The verdict came from the Care Quality Commission's first inspection since the University Hospitals of North Midlands NHS Trust was created in November.
The hospital was at the centre of a £6m public inquiry into care failings.
But despite the CQC's overall finding being critical, the trust said it was "highly complimentary" about the standard of care in some areas.
Inspectors visited County Hospital, formerly Stafford Hospital, and Royal Stoke University Hospital, also run by the trust, in April. They carried out unannounced inspections in May.
Mid Staffordshire NHS Foundation Trust, which ran Stafford, was dissolved in November after a report concluded it was not "clinically or financially sustainable".
The NHS in Staffordshire was given almost £300m to create the new trust and relocate some services in the county.
The CQC said it recognised "that the leadership of the new trust has had the significant task of bringing together two organisations at a challenging time. We have seen that progress has been made but there is still more to be achieved".
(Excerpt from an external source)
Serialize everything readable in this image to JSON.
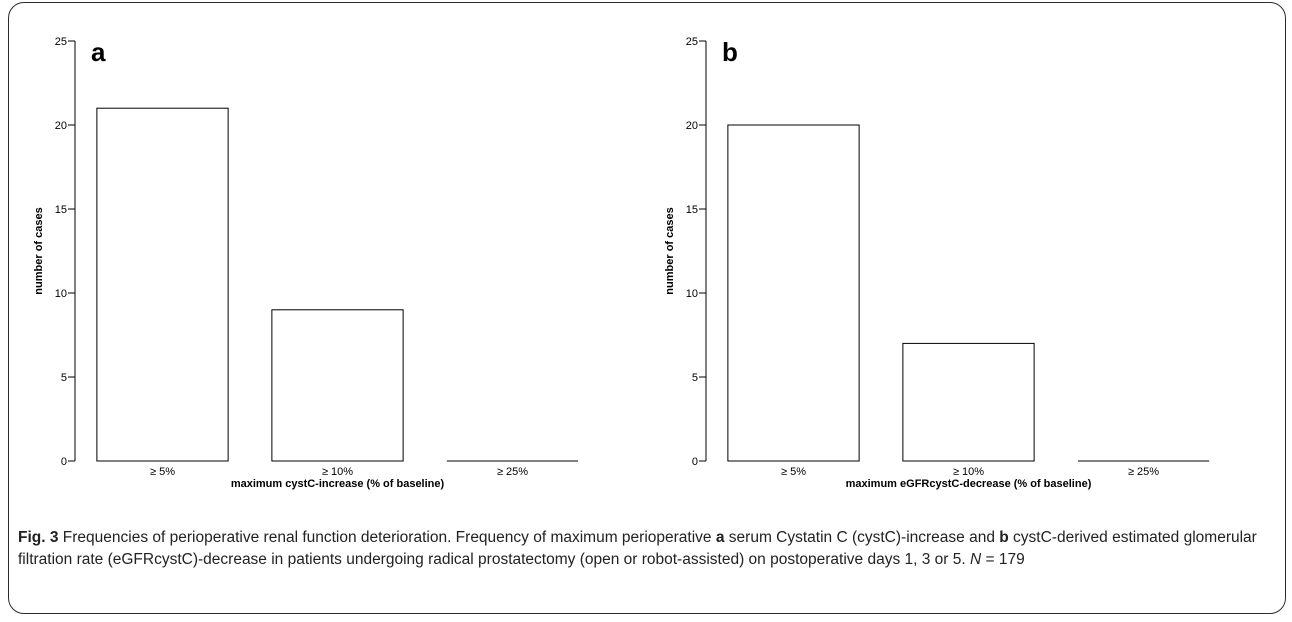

The trust was rated as good overall, external for how caring its services were, but told it required improvement to ensure safe, effective and well-led services. It received an inadequate rating in relation to whether services were responsive.
Several initiatives within children and young people's services at Stoke were rated as outstanding in relation to whether they were caring.
Outstanding work was also seen in the specialised neurological unit at County Hospital, inspectors said.
But the trust was told it must address high waiting times in its emergency department, and inspectors noted the Royal Stoke had "consistently and frequently failed the four-hour waiting time target".
It also said the trust should review capacity and adequacy of critical care services, and communication between senior management and frontline staff.
Mark Hackett, trust chief executive, said: "Less than a year ago there were serious concerns about the sustainability, and therefore the safety, of services at County Hospital, but the CQC has now given the hospital 23 good ratings and just one inadequate rating."
He said the trust was addressing the areas for improvement the CQC identified.